While we believe that the payment ecosystem may use multiple blockchain networks, we consider Solana blockchain network as having the potential to become one of the networks that help drive mainstream payment flows. With its speed, scalability, and low transaction costs, Solana has a significant advantage in payments, making it an excellent candidate for efficient blockchain settlement using stablecoins such as USDC. Solana blockchain network has many key features and novel innovations that are worth exploring for anyone interested in payment technology.

1. Visa-scale transaction throughput

As a global payment network, Visa can process over 65,000 transactions per second. While Solana has not yet processed transactions at the scale of Visa, Solana averages 400 transactions per second (TPS) generated by users, which can spike to over 2,000 TPS during peak demand. This is a significant level of throughput that makes it suitable for testing and piloting payment use cases. In comparison, Ethereum averages 12 TPS and Bitcoin processes around 7 TPS.

Parallel transaction processing: With its high transaction throughput design, Solana can process transactions in parallel, greatly improving network efficiency.
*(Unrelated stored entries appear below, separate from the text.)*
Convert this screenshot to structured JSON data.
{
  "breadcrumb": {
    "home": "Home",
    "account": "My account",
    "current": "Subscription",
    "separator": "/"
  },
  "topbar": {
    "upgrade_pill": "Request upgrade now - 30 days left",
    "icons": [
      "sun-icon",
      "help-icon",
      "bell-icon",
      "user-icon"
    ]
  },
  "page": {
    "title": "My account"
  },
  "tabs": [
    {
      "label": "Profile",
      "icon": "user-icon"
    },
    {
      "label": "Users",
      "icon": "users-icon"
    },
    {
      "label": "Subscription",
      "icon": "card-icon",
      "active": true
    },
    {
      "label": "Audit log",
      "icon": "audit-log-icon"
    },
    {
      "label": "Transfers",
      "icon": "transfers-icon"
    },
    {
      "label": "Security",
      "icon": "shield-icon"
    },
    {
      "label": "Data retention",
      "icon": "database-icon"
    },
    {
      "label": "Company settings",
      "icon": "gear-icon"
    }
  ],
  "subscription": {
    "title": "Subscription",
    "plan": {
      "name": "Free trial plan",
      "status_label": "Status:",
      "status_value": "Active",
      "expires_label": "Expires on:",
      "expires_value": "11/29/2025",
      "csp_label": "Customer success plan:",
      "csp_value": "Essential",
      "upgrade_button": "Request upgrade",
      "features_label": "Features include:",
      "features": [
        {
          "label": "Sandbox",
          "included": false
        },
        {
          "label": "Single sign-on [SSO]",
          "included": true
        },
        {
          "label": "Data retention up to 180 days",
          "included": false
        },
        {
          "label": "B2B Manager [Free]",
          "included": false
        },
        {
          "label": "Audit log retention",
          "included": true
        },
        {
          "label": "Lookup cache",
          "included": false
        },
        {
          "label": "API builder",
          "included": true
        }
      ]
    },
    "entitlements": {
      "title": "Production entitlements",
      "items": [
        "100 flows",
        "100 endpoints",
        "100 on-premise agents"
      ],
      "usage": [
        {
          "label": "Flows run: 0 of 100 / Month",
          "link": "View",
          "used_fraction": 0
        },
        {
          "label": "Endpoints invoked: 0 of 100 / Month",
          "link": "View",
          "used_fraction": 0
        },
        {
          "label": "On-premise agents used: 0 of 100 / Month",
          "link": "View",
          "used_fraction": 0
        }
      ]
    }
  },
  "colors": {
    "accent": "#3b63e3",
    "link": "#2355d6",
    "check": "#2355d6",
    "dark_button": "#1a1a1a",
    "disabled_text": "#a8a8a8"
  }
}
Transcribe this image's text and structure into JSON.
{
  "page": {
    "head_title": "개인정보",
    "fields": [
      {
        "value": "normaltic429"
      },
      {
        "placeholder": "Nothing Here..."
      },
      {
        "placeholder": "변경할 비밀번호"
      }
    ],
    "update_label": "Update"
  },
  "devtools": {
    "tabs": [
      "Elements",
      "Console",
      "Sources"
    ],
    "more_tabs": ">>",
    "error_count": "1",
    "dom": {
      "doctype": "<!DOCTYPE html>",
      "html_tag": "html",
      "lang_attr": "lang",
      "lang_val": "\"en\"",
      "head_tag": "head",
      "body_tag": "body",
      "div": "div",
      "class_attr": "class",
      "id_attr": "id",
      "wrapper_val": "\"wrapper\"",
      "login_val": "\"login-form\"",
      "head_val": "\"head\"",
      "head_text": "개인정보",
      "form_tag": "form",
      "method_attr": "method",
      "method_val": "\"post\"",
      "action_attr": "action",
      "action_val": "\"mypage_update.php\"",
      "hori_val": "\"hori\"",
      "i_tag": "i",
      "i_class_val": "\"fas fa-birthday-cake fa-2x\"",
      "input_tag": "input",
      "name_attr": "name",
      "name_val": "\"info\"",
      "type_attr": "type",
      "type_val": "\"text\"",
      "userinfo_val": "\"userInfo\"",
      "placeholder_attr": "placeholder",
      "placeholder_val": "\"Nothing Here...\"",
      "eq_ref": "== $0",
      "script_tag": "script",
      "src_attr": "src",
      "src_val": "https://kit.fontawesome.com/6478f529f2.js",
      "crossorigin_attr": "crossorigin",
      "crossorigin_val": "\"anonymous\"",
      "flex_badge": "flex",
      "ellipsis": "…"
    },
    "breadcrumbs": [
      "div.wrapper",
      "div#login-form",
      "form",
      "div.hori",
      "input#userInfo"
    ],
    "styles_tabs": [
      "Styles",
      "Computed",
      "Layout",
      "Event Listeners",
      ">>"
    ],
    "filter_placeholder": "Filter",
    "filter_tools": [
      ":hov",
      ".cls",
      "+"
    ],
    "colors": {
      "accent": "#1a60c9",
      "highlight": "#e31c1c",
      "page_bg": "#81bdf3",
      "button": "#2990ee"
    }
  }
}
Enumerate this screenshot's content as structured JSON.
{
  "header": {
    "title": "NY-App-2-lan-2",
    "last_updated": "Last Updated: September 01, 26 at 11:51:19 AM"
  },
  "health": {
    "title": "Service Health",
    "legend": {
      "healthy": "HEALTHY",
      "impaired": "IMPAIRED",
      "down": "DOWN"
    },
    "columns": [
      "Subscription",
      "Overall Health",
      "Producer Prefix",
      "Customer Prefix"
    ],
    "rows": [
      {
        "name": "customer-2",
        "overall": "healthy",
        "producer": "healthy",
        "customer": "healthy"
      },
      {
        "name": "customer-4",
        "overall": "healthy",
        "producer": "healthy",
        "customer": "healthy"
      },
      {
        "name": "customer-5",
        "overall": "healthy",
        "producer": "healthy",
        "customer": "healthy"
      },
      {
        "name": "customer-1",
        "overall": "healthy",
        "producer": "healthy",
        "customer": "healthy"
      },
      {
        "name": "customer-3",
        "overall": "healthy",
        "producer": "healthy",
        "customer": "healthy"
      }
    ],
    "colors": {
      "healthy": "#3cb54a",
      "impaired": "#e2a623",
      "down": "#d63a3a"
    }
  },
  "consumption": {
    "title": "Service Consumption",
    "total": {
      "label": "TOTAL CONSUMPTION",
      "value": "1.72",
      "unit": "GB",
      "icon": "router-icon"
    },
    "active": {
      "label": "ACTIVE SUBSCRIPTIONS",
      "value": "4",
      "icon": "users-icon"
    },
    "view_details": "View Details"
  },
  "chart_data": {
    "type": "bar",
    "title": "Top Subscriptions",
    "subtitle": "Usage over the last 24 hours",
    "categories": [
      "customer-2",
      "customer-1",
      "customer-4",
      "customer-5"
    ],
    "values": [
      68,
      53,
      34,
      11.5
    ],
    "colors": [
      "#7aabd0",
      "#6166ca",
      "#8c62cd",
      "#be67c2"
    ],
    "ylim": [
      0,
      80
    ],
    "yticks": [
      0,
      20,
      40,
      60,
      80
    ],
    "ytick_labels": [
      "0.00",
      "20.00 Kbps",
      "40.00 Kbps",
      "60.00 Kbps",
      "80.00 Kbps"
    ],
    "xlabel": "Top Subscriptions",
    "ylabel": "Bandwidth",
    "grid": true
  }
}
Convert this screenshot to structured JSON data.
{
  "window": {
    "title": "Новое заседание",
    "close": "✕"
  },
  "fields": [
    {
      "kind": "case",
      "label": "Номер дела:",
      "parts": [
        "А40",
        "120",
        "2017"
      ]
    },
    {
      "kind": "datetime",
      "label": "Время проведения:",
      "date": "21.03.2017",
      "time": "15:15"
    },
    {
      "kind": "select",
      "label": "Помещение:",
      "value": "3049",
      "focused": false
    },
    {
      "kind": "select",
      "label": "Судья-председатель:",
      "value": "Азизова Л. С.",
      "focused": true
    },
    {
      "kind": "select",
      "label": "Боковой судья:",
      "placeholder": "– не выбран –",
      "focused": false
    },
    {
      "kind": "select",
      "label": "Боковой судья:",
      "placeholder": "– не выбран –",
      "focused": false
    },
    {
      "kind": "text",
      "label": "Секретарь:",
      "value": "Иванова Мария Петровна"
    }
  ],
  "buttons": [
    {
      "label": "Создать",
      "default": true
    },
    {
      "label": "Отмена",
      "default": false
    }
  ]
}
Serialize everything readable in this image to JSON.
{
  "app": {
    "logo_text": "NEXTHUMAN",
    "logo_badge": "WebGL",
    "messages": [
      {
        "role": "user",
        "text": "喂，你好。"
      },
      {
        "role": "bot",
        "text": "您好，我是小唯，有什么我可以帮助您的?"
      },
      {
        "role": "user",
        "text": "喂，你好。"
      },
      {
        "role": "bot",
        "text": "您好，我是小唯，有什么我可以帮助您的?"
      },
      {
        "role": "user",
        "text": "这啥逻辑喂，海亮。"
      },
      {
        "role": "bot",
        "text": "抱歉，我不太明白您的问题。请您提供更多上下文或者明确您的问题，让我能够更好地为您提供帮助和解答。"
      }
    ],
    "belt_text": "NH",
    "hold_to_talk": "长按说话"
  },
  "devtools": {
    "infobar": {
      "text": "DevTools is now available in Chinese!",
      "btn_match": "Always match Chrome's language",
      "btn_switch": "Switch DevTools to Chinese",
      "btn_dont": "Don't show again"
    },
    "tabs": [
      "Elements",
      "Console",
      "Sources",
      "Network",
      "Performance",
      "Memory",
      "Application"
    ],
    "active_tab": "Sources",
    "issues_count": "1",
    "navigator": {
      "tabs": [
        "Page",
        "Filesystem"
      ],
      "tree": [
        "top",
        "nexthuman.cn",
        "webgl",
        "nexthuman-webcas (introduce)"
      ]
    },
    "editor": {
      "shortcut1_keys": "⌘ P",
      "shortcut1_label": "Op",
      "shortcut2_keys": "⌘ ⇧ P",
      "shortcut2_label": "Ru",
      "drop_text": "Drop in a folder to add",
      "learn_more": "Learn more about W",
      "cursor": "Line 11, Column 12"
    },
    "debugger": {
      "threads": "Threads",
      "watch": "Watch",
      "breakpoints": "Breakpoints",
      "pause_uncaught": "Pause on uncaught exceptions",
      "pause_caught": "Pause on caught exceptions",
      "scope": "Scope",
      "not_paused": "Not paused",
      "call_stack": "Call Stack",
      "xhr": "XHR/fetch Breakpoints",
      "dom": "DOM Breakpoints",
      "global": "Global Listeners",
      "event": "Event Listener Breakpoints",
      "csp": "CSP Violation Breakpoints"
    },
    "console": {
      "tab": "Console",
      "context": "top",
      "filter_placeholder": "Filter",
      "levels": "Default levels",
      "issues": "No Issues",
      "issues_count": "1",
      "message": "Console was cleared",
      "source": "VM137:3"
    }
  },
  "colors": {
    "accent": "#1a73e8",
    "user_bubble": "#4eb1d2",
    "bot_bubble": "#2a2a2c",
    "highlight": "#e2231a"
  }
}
Transactions that affect separate accounts can be executed simultaneously, allowing Solana to effectively support payment and settlement scenarios with two-party transactions or one-way multi-party payments.

In Solana, smart contracts called programs can also be executed in parallel. Transactions specify the state or account they interact with, allowing validators to run conflicting transactions concurrently. Unlike other chains like Ethereum that use a single-threaded model, Solana employs a multi-threaded approach for parallel transaction execution. In short, while blockchain networks like Bitcoin and Ethereum process transactions sequentially, Solana’s architecture allows for concurrent processing of multiple transactions. This design helps prevent congestion in one part of the network from affecting overall network performance.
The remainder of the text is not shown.